There are no grand stud farms, DNA manipulation or special breeding techniques for this amateur cattle breeder who feels love on both sides is behind her success in the show ring. 

It must be working. Ms Hunder, who leases a small property at Balnarring, won the supreme champion at the All Breeds Beef Classic at Red Hill Show over the Labour Day weekend with her miniature Scottish Galloway Torcroft Sylvia.

Nicknamed the “Animal Whisperer” by friend Bob Bates, Ms Hunder, 74, is a vegetarian and a cattle breeder – “perhaps the only one in Australia”.

She has been entering the breed at the show for the past 14 years and loves the competition. 
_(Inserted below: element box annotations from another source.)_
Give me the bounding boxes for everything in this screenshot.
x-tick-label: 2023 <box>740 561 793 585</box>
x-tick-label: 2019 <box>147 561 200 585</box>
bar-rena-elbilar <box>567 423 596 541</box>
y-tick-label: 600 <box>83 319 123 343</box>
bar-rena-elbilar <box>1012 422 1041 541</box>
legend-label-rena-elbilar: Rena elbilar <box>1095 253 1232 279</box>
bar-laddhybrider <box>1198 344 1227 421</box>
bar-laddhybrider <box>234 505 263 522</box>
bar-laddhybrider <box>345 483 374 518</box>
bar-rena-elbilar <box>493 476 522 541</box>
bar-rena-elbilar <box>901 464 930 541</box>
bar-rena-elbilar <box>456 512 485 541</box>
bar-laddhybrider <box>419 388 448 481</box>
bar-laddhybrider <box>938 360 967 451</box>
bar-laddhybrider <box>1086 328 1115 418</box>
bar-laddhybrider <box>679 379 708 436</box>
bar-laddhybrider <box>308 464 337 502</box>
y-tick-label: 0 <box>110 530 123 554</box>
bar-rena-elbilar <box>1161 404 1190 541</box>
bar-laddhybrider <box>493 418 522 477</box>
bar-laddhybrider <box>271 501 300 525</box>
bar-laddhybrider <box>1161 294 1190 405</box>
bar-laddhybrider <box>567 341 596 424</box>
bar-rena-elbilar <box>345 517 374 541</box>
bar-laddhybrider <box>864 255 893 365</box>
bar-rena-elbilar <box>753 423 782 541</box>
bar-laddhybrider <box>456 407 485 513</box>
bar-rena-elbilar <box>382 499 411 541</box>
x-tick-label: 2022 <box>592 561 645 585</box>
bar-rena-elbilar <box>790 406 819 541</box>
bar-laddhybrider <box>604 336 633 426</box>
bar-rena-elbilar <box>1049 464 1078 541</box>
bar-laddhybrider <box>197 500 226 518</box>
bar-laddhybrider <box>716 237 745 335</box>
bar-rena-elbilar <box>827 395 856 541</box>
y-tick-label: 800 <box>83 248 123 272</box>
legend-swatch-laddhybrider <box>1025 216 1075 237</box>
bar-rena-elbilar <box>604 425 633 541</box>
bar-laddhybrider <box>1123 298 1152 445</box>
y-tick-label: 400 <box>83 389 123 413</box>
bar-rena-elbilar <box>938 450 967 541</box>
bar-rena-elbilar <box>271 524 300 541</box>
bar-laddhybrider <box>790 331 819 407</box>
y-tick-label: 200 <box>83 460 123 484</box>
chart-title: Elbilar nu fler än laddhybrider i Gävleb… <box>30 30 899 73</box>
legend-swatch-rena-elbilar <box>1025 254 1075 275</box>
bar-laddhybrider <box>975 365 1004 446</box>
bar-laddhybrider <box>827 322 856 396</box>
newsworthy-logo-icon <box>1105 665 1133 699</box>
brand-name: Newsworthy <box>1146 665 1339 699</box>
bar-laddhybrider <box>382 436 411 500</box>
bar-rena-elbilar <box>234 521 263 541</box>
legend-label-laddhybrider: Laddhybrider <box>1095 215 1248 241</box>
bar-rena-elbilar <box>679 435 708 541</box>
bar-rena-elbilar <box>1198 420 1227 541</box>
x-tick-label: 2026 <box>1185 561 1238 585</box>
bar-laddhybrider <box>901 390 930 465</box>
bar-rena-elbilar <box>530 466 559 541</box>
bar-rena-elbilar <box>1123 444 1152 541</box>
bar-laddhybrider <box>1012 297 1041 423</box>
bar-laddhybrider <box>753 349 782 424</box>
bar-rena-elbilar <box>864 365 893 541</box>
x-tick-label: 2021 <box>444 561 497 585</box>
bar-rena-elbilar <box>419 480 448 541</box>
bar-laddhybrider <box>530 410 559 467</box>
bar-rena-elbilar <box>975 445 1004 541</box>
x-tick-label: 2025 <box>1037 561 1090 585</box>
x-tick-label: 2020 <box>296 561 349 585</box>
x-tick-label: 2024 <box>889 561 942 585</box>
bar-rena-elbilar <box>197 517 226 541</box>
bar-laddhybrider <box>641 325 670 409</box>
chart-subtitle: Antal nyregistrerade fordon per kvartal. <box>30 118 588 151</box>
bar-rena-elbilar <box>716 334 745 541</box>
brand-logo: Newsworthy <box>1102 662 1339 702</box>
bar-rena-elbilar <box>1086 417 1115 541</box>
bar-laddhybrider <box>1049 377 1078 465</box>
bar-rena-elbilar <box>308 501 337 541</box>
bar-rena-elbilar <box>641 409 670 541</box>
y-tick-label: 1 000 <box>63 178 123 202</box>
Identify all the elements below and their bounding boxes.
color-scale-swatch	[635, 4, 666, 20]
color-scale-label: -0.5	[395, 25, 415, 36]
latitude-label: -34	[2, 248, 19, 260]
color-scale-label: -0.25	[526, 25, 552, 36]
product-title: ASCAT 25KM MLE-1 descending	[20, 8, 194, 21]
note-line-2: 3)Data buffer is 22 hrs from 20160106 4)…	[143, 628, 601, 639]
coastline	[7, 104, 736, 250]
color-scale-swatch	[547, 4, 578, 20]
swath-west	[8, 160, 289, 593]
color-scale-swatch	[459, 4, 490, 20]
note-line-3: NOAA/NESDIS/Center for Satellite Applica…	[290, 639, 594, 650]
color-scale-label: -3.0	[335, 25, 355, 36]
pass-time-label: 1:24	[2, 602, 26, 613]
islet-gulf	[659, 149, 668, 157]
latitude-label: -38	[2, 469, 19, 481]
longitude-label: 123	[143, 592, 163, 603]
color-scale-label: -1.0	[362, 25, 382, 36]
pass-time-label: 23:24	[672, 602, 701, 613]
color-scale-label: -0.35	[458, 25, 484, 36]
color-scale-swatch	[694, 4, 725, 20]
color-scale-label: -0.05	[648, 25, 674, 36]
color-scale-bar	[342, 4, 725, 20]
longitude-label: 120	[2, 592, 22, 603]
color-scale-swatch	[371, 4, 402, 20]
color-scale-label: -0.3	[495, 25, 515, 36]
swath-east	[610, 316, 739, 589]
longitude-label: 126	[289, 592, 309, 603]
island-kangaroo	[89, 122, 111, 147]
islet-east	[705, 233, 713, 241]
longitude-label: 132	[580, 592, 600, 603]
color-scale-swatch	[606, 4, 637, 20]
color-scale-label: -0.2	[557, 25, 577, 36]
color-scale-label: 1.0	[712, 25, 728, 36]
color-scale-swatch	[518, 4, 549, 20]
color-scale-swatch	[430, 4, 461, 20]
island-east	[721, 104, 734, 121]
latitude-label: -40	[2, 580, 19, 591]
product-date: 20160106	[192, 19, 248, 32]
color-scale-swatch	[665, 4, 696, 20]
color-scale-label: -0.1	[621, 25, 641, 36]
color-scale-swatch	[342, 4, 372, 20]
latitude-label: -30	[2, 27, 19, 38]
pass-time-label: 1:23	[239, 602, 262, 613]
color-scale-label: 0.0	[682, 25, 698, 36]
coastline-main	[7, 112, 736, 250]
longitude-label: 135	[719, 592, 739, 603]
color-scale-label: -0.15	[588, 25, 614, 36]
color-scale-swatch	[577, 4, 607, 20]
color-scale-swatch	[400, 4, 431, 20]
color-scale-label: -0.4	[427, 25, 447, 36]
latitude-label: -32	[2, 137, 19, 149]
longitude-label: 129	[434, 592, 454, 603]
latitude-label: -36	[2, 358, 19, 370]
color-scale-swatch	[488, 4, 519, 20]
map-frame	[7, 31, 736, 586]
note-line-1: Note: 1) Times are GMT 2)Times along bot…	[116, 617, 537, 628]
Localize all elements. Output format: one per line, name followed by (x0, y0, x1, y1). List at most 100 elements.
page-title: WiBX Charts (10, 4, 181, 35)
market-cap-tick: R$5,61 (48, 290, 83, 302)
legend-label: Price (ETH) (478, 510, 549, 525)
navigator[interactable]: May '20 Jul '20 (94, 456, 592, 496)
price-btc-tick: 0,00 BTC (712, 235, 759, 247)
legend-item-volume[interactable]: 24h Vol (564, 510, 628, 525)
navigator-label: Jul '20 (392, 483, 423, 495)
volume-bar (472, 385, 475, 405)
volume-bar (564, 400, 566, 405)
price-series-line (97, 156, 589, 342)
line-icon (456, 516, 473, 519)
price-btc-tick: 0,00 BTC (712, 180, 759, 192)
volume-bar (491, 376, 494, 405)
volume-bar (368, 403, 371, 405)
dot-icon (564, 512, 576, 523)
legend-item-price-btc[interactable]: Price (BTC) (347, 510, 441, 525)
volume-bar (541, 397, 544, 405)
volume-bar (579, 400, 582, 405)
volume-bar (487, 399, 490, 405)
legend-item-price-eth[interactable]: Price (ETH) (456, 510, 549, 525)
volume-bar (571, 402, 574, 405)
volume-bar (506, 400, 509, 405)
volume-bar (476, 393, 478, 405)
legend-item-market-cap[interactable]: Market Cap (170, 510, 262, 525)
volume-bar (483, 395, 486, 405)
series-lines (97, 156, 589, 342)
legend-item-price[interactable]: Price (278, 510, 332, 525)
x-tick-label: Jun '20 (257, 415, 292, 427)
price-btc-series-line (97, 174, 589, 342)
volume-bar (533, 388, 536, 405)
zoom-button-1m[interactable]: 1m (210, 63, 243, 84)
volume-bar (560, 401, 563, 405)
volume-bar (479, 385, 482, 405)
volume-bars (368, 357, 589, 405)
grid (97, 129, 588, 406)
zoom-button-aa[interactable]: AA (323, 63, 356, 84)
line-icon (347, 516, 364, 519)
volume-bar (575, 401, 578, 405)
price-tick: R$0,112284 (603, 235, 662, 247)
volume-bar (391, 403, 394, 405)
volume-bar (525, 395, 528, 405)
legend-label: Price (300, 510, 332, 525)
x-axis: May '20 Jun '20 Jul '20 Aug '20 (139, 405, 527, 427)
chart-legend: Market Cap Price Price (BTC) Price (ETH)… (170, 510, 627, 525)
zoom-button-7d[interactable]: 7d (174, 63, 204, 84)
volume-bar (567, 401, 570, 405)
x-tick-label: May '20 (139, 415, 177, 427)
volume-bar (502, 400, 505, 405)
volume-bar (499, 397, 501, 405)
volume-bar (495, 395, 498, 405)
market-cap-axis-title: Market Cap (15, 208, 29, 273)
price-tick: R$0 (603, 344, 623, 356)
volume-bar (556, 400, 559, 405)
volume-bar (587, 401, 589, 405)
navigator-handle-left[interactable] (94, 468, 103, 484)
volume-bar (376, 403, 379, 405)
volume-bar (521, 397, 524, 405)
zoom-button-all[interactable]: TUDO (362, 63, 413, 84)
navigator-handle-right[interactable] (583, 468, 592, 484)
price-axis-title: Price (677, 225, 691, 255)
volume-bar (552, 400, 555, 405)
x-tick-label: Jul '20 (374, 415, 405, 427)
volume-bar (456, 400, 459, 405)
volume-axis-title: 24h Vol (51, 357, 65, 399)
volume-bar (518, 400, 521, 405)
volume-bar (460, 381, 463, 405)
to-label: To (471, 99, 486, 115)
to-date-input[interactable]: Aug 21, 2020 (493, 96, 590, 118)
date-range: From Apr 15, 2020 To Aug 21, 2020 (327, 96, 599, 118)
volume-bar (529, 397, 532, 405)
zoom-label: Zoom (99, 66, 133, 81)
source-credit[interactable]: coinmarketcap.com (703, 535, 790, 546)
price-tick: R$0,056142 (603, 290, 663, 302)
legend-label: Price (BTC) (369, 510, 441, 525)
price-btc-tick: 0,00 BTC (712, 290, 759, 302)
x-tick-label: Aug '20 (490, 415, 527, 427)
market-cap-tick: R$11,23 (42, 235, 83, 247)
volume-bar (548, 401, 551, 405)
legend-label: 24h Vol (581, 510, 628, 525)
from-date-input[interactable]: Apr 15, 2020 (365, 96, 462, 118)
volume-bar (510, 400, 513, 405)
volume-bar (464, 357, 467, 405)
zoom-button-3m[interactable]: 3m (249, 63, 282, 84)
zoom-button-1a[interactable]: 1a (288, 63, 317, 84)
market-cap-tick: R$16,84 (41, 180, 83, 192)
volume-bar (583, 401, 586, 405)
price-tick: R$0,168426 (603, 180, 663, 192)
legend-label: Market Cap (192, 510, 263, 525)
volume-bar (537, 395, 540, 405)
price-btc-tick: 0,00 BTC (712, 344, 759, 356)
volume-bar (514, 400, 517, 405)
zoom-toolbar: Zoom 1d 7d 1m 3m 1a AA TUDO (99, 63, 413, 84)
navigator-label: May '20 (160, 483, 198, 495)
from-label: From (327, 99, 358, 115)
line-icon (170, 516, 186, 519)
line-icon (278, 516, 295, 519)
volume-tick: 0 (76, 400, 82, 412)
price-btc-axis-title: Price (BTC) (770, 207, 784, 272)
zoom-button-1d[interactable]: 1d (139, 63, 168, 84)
“I started out aged 57 looking to buy some animals to keep the grass down at Balnarring, such as ostriches, emus, or alpacas, before settling on two miniature Scottish Galloway cows to start a herd,” she said.  

Both cows were pregnant – one with a bull which launched Ms Hunder’s cattle breeding and showing career. “The lawnmower man said he was beautiful and that I should show him,” she said. 

Ms Hunder, who admits to “not knowing the front of a cow from the back” in the early days, enrolled in a cattle handlers’ course at the Melbourne Showgrounds and learned to prepare and lead show exhibits in the ring. 

Confidently, she entered her six-month-old miniature bull at the 2003 Red Hill Show, but success was still far away. “It was a tiny little thing and the judges laughed and I left the ring in tears.”

But, watching on, a wise old breeder from Balnarring saw potential. He suggested she enter the Royal Melbourne Show, which was only three months away. She took his advice, and the more-mature bull was judged grand champion.

“He won everything there,” she said. “He beat 37 other miniatures.”

More importantly, Ms Hunder admits she was “hooked” on the experience. 

While struggling at times, especially after she split from her husband and moved to Dromana intending to sell off her cattle, Ms Hunder realised she loved them too much and kept them at Balnarring, driving over every day to feed them.

A few years later she bought a small holding at Bittern to keep an eye on her pregnant cows before putting them out with the main herd on an agistment property at Balnarring.

Living day-to-day off the farm, mainly “on chook eggs and veggies”, she was content in knowing her animals were being well cared for.

“I know nothing about genetics or even feeding for the show ring, but my cattle are raised with love,” she said. “Each animal knows its name and comes when called. They know they will never be killed for meat. When they are old they will go to the palliative care paddock where they’ll be looked after until the end, as a thank you for the calves they have produced and the pleasure they have brought me.”

Ms Hunder’s cattle are sold only to other miniature Galloway breeders to improve the quality of their stock, or to small holdings on the Mornington Peninsula where the cute pets keep the grass down. 

“All my animals are able to be led with a halter and they must all walk on and off a float or trailer without fuss as I have to manage them on my own,” she said.

“I have been going to Red Hill Show for the past 14 years and often my cattle are overlooked by the judges because they are smaller than other breeds.

“So, to win supreme beef exhibit of the Red Hill Show, and to lead the grand parade with my seven-year-old Sylvia, was a very exciting experience.”